My career has taken me to some uniquely fascinating but inhospitable places: from an Ebola “red zone” treatment centre in Sierra Leone, to Pyongyang, capital of North Korea, to North Kivu in the Democratic Republic of Congo, which has been labelled the rape capital of the world.

However, to visit a frozen, deserted landscape that has been declared “unfit for human beings for 20,000 years” is a first.

Photo of Fergus Drake in Chornobyl

Crown Agents has been working in the Chornobyl Exclusion Zone in Ukraine for the past five years. Chornobyl Polissya, as it is locally called, was a nuclear power hub all set to be the energy power house for the whole of the ex-Soviet Empire. Central planners intended to build 25 power stations over 30 years in what was then the Soviet Union, powering more than 100 million homes.

That is, until the catastrophic nuclear accident of 26 April 1986, when Reactor 4 had a steam explosion during a safety test. It was the worst nuclear accident in the history of the world, a level 7 catastrophe, which is the maximum rating in the International Nuclear Event Scale. The only other event with level 7 rating is the Fukushima Daiichi nuclear disaster in Japan in 2011.

It is estimated that around 50 people died immediately because of the blast and 10-day fire with subsequently 4000 cases of cancer, and 163,000 people resettled within 5 days. An area of 2600 sq km has been declared unfit for habitation – about twice the size of Greater London.

The first thing you notice when you arrive is dilapidated houses on the edges of the road slowly being reclaimed by the forest. You come across memorials to the brave fire fighters who took on the blaze knowing they were very probably sacrificing their lives as a result. You get to the city of Pripyat, a ghost town of 20-storey apartment blocks, concert halls, hotels and restaurants, all slowly decaying.

A fox saunters into our small group and stares at us – this is its territory now, not ours. There remain incredible stories of fortitude, not just of the engineers who have battled to make Reactor Number 4 safe over the last 10 years by building a massive concrete dome over the top of it, but also in the amazing 80 or so hardy elderly ladies who lived through the explosion and have insisted they will never move away from their ancestral land.

Crown Agents pioneered the construction of the newest technological complex in the exclusion zone, a facility which will allow us to safely re-process and store 500,000 radioactive sources collected over many years from scientific enterprises, metallurgical complexes and medical institutions. The facility will allow us to take away radiation from five major cities of Ukraine, where it is now concentrated. The operation of the facility is a new step in the development of the exclusion zone, a real opportunity to ensure the radiation safety of the Ukrainian population.

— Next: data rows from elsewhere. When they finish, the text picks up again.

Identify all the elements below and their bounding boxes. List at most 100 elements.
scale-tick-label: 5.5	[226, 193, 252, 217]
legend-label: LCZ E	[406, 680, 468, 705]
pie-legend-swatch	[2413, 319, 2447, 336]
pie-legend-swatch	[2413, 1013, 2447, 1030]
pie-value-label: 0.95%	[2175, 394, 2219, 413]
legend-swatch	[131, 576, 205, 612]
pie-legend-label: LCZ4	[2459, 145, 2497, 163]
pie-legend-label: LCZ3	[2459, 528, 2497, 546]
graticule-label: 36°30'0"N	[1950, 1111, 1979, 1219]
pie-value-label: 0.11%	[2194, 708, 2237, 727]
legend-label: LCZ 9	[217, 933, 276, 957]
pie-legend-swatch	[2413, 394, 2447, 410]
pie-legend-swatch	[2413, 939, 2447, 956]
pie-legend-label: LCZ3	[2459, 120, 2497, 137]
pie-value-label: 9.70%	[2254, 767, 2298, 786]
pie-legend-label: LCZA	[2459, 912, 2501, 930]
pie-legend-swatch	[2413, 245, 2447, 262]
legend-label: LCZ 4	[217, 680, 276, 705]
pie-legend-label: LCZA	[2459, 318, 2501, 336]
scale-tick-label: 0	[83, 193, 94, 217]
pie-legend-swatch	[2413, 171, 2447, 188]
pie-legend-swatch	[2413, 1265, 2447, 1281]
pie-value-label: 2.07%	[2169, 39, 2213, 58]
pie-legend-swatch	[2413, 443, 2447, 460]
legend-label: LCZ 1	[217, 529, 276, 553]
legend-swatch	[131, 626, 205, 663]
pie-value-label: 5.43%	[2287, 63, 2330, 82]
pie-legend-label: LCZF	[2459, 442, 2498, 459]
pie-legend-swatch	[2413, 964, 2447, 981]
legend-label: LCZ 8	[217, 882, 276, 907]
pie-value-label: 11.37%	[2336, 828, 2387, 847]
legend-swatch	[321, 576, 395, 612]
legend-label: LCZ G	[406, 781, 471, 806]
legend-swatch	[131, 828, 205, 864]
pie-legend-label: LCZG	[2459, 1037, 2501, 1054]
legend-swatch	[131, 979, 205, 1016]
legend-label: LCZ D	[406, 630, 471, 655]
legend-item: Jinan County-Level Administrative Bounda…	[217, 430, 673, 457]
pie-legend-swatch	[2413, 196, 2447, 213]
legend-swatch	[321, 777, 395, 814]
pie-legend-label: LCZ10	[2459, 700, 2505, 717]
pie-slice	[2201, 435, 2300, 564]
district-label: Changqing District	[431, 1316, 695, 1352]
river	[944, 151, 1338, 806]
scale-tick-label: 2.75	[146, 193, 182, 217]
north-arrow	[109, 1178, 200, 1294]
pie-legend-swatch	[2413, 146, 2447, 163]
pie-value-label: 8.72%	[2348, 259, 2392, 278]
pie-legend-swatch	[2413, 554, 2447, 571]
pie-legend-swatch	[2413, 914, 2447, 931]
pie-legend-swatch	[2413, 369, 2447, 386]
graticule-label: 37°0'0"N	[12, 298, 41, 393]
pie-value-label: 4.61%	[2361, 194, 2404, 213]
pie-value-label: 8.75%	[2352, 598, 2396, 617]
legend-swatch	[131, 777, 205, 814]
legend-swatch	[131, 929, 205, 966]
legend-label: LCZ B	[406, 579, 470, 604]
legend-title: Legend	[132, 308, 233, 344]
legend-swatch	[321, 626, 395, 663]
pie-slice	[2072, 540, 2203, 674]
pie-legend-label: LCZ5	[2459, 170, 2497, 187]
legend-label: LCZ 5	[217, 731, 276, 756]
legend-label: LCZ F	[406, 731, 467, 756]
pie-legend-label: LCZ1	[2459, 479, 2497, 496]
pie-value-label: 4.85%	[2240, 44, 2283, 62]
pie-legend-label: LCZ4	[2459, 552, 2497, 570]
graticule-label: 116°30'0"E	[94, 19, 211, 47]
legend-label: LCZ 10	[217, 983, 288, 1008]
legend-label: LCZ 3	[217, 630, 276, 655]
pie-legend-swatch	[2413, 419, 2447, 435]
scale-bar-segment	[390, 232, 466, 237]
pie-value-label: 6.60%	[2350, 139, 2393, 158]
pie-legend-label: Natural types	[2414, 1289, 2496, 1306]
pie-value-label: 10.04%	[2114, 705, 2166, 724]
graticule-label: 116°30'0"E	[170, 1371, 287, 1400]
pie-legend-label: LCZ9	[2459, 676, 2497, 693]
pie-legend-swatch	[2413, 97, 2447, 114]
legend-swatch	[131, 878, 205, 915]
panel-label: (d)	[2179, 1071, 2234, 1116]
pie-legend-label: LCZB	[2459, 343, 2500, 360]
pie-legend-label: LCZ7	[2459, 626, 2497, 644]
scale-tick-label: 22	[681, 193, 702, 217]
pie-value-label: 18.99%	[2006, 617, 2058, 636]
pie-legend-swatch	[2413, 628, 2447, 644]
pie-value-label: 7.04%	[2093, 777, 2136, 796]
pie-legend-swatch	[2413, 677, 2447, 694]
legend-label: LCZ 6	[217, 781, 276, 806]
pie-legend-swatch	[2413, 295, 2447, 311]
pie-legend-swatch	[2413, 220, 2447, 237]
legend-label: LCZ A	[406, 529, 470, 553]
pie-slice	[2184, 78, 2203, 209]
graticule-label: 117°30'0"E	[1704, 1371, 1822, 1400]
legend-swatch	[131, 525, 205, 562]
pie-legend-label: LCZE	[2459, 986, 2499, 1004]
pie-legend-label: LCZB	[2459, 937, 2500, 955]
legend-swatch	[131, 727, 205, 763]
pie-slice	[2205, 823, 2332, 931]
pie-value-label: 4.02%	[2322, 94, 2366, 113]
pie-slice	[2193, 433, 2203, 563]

I was visiting our existing work as part of a scoping study to look at supporting the Ukraine Government in their innovative and ambitious vision to build a solar farm on the site, bringing a vibrant new purpose to this abandoned land, which could cleanly power hundreds of thousands of homes. Crown Agents has procured and managed solar projects from Kenya to Pakistan and Nigeria. We are optimistic about solar power’s potential role in generating energy across Ukraine, and glad to be part of the future of this region.

The snow began to fall as we drove out of this brutal testament to man’s technological over-reach, hopeful that a phoenix can soar from the ashes.